Learn more about Instant Book with our LocumDeck Help FAQs and videos

Historical context | NASGP & BMA guidance for negotiating and setting your GP locum rates

In the past the BMA published a range of ‘suggested fees’ for locums, but in 1999 the Office of Fair Trading (OFT) advised that publication of locum rates was anti-competitive in the context of the Competition Act 1998. As a result, the BMA's "Fee Guidance Schedule (FGS) 12, Fees for GP Non-principals" was withdrawn, and guidance issued to BMA staff that no advice could be given to their members on locum rates.

The BMA's publication of a locum rates, or even a minimum or maximum level of fees, was considered anti-competitive by the OFT, and those who participated in ‘price fixing’ could be fined up to 10% of their UK turnover for up to three years.
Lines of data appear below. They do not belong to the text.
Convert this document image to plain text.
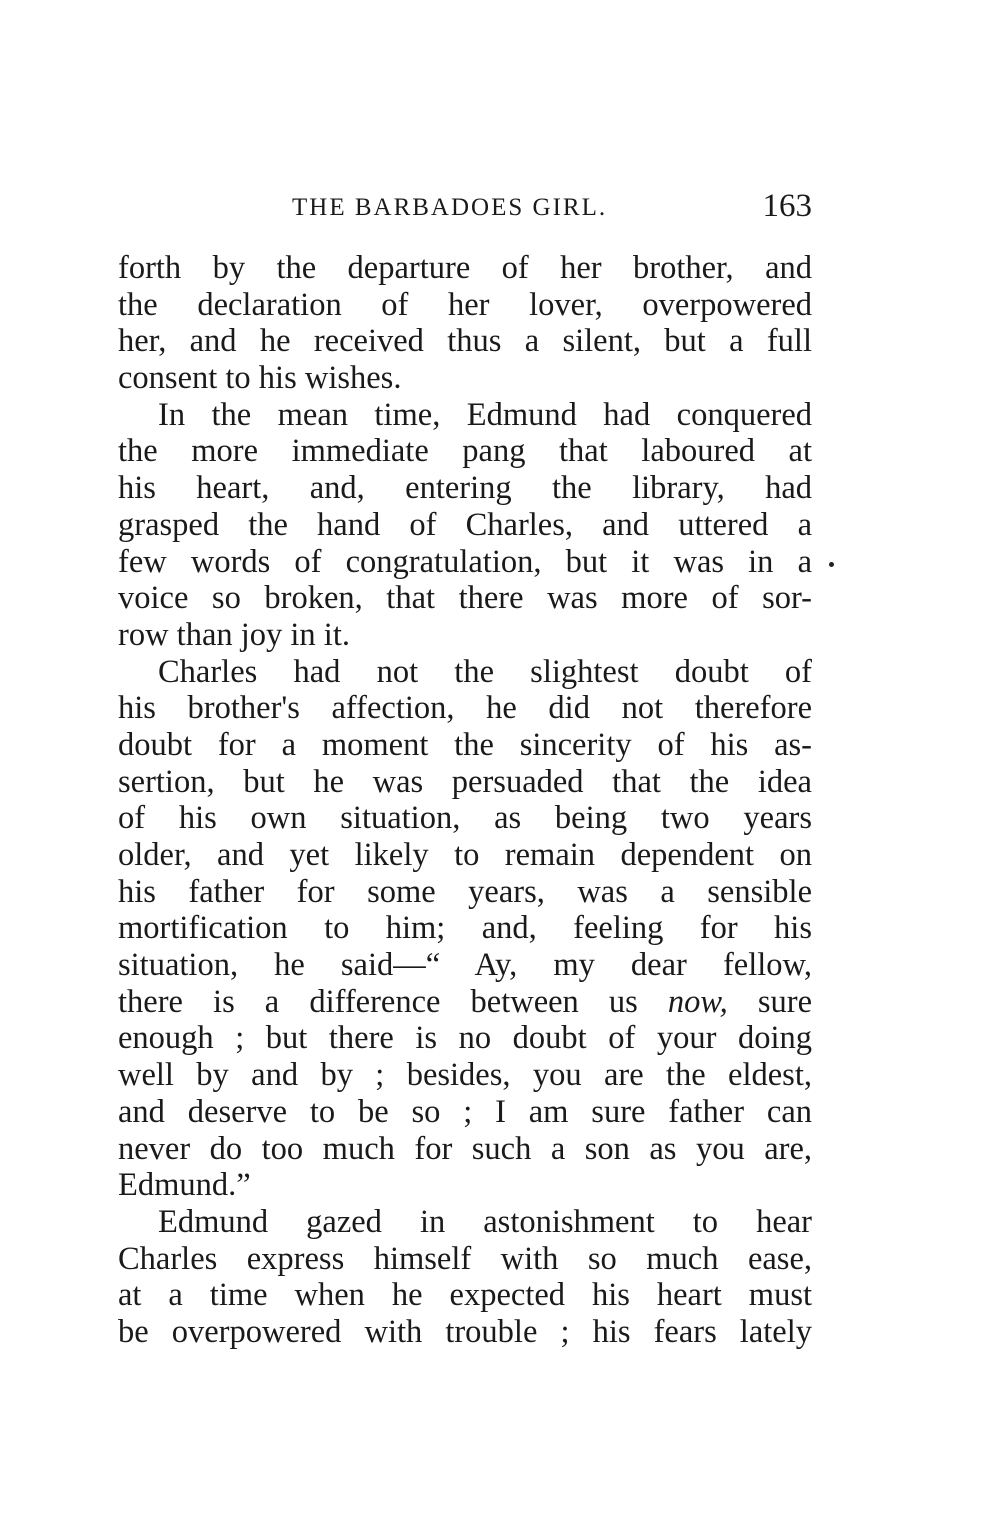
THE BARBADOES GIRL.	163
forth by the departure of her brother, and
the declaration of her lover, overpowered
her, and he received thus a silent, but a full
consent to his wishes.
In the mean time, Edmund had conquered
the more immediate pang that laboured at
his heart, and, entering the library, had
grasped the hand of Charles, and uttered a
few words of congratulation, but it was in a
voice so broken, that there was more of sor-
row than joy in it.
Charles had not the slightest doubt of
his brother's affection, he did not therefore
doubt for a moment the sincerity of his as-
sertion, but he was persuaded that the idea
of his own situation, as being two years
older, and yet likely to remain dependent on
his father for some years, was a sensible
mortification to him; and, feeling for his
situation, he said—“ Ay, my dear fellow,
there is a difference between us now, sure
enough ; but there is no doubt of your doing
well by and by ; besides, you are the eldest,
and deserve to be so ; I am sure father can
never do too much for such a son as you are,
Edmund.”
Edmund gazed in astonishment to hear
Charles express himself with so much ease,
at a time when he expected his heart must
be overpowered with trouble ; his fears lately
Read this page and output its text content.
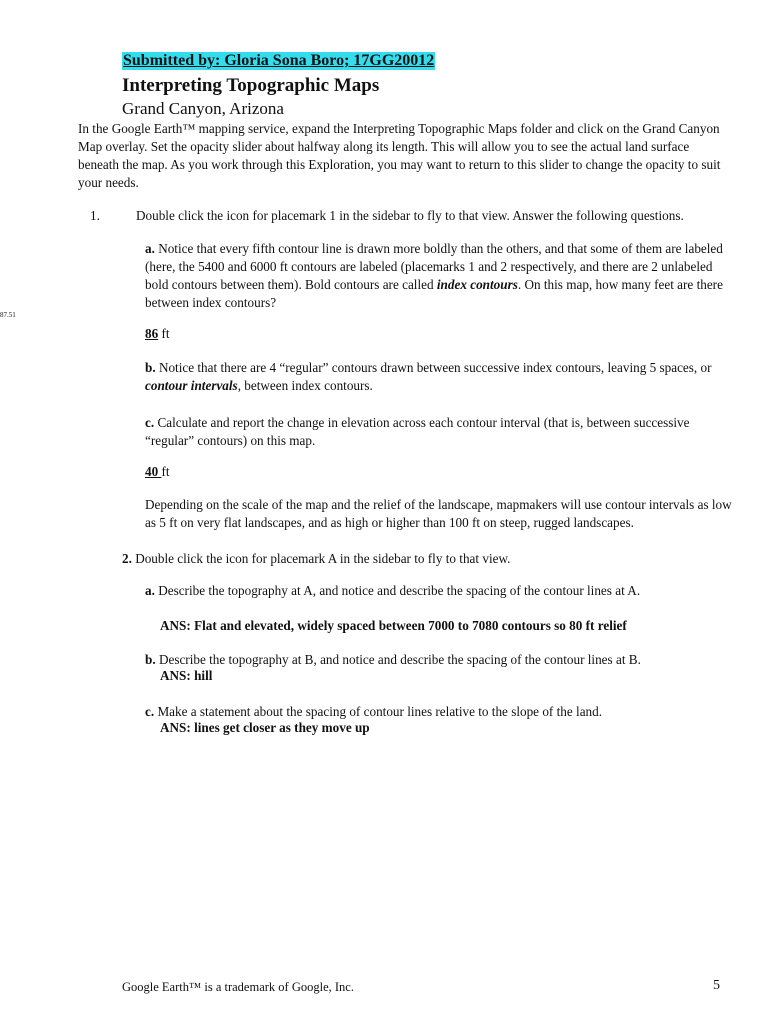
Submitted by: Gloria Sona Boro; 17GG20012
Interpreting Topographic Maps
Grand Canyon, Arizona
In the Google Earth™ mapping service, expand the Interpreting Topographic Maps folder and click on the Grand Canyon Map overlay. Set the opacity slider about halfway along its length. This will allow you to see the actual land surface beneath the map. As you work through this Exploration, you may want to return to this slider to change the opacity to suit your needs.
87.51
1.	Double click the icon for placemark 1 in the sidebar to fly to that view. Answer the following questions.
a. Notice that every fifth contour line is drawn more boldly than the others, and that some of them are labeled (here, the 5400 and 6000 ft contours are labeled (placemarks 1 and 2 respectively, and there are 2 unlabeled bold contours between them). Bold contours are called index contours. On this map, how many feet are there between index contours?
86 ft
b. Notice that there are 4 “regular” contours drawn between successive index contours, leaving 5 spaces, or contour intervals, between index contours.
c. Calculate and report the change in elevation across each contour interval (that is, between successive “regular” contours) on this map.
40 ft
Depending on the scale of the map and the relief of the landscape, mapmakers will use contour intervals as low as 5 ft on very flat landscapes, and as high or higher than 100 ft on steep, rugged landscapes.
2. Double click the icon for placemark A in the sidebar to fly to that view.
a. Describe the topography at A, and notice and describe the spacing of the contour lines at A.
ANS: Flat and elevated, widely spaced between 7000 to 7080 contours so 80 ft relief
b. Describe the topography at B, and notice and describe the spacing of the contour lines at B.
ANS: hill
c. Make a statement about the spacing of contour lines relative to the slope of the land.
ANS: lines get closer as they move up
Google Earth™ is a trademark of Google, Inc.	5
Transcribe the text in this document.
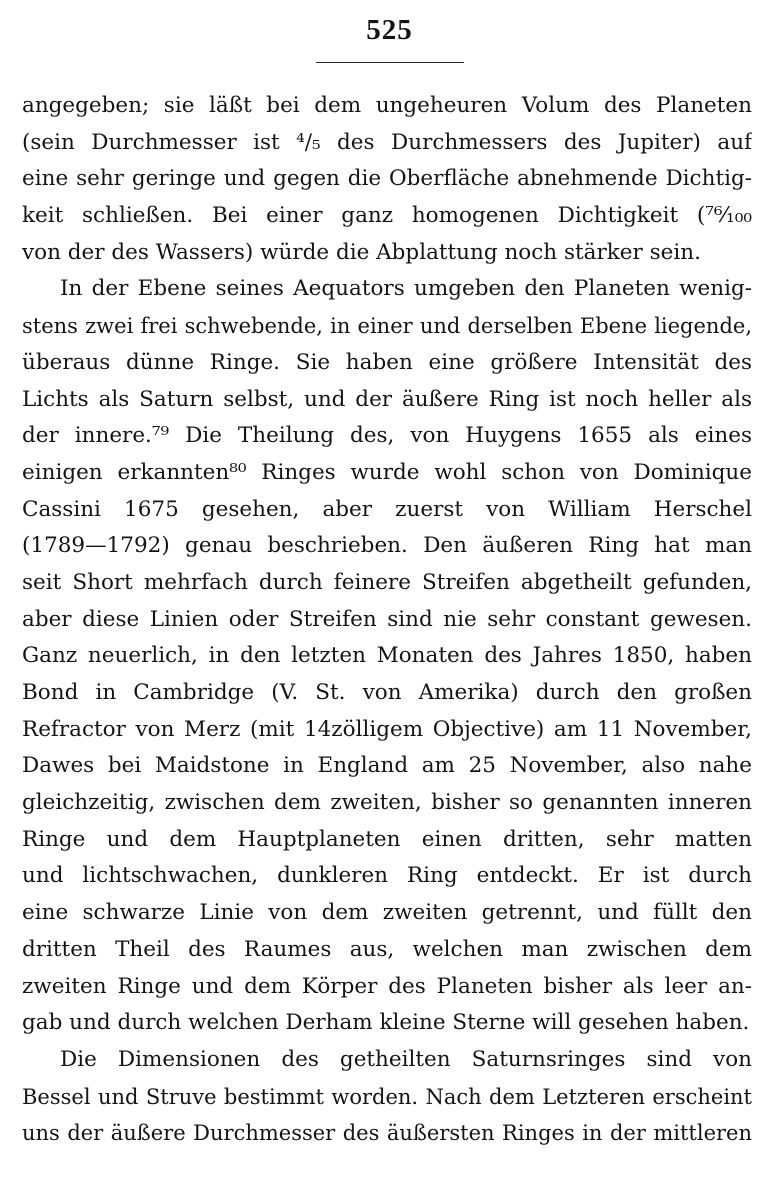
525
angegeben; sie läßt bei dem ungeheuren Volum des Planeten
(sein Durchmesser ist ⁴/₅ des Durchmessers des Jupiter) auf
eine sehr geringe und gegen die Oberfläche abnehmende Dichtig-
keit schließen. Bei einer ganz homogenen Dichtigkeit (⁷⁶⁄₁₀₀
von der des Wassers) würde die Abplattung noch stärker sein.
In der Ebene seines Aequators umgeben den Planeten wenig-
stens zwei frei schwebende, in einer und derselben Ebene liegende,
überaus dünne Ringe. Sie haben eine größere Intensität des
Lichts als Saturn selbst, und der äußere Ring ist noch heller als
der innere.⁷⁹ Die Theilung des, von Huygens 1655 als eines
einigen erkannten⁸⁰ Ringes wurde wohl schon von Dominique
Cassini 1675 gesehen, aber zuerst von William Herschel
(1789—1792) genau beschrieben. Den äußeren Ring hat man
seit Short mehrfach durch feinere Streifen abgetheilt gefunden,
aber diese Linien oder Streifen sind nie sehr constant gewesen.
Ganz neuerlich, in den letzten Monaten des Jahres 1850, haben
Bond in Cambridge (V. St. von Amerika) durch den großen
Refractor von Merz (mit 14zölligem Objective) am 11 November,
Dawes bei Maidstone in England am 25 November, also nahe
gleichzeitig, zwischen dem zweiten, bisher so genannten inneren
Ringe und dem Hauptplaneten einen dritten, sehr matten
und lichtschwachen, dunkleren Ring entdeckt. Er ist durch
eine schwarze Linie von dem zweiten getrennt, und füllt den
dritten Theil des Raumes aus, welchen man zwischen dem
zweiten Ringe und dem Körper des Planeten bisher als leer an-
gab und durch welchen Derham kleine Sterne will gesehen haben.
Die Dimensionen des getheilten Saturnsringes sind von
Bessel und Struve bestimmt worden. Nach dem Letzteren erscheint
uns der äußere Durchmesser des äußersten Ringes in der mittleren
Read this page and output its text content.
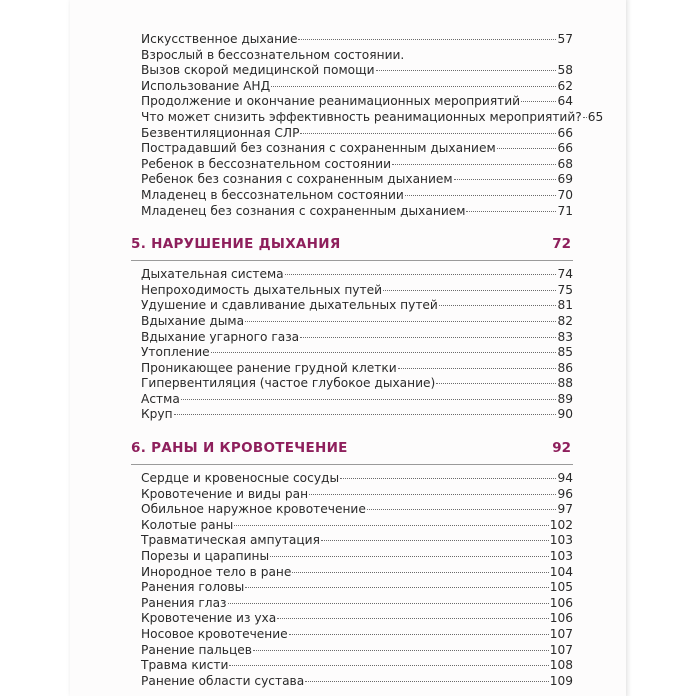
Искусственное дыхание	57
Взрослый в бессознательном состоянии.
Вызов скорой медицинской помощи	58
Использование АНД	62
Продолжение и окончание реанимационных мероприятий	64
Что может снизить эффективность реанимационных мероприятий? 65
Безвентиляционная СЛР	66
Пострадавший без сознания с сохраненным дыханием	66
Ребенок в бессознательном состоянии	68
Ребенок без сознания с сохраненным дыханием	69
Младенец в бессознательном состоянии	70
Младенец без сознания с сохраненным дыханием	71
5. НАРУШЕНИЕ ДЫХАНИЯ	72
Дыхательная система	74
Непроходимость дыхательных путей	75
Удушение и сдавливание дыхательных путей	81
Вдыхание дыма	82
Вдыхание угарного газа	83
Утопление	85
Проникающее ранение грудной клетки	86
Гипервентиляция (частое глубокое дыхание)	88
Астма	89
Круп	90
6. РАНЫ И КРОВОТЕЧЕНИЕ	92
Сердце и кровеносные сосуды	94
Кровотечение и виды ран	96
Обильное наружное кровотечение	97
Колотые раны	102
Травматическая ампутация	103
Порезы и царапины	103
Инородное тело в ране	104
Ранения головы	105
Ранения глаз	106
Кровотечение из уха	106
Носовое кровотечение	107
Ранение пальцев	107
Травма кисти	108
Ранение области сустава	109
The BMA’s policy was to maintain full compliance with the advice provided by the OFT in 1999, and so worked with the NASGP to provide a helpful checklist in spreadsheet form to allow GP locums to calculate their own rates, and was subject to careful legal scrutiny by the BMA’s lawyers to ensure compliance with competition law, and other accountancy related advice has been subject to careful scrutiny by specialist medical accountants.

This guidance has been produced to support all parties involved in negotiating for GP locum services.

Please note that these notes must not be considered as providing any guide to the level of fees that may be set by GP locums. Competition Law is complex and anyone with a Competition Law enquiry must seek appropriate legal advice.

And don't forget that it is not just your rate that you are negotiating; your contractual terms are an integral part of your agreement, and you need to ensure that they are also acceptable to both parties.

The BMA and NASGP are not liable for any loss or damage, howsoever arising, which is occasioned to anyone acting, omitting to act or refraining from acting in reliance upon the contents of this advice.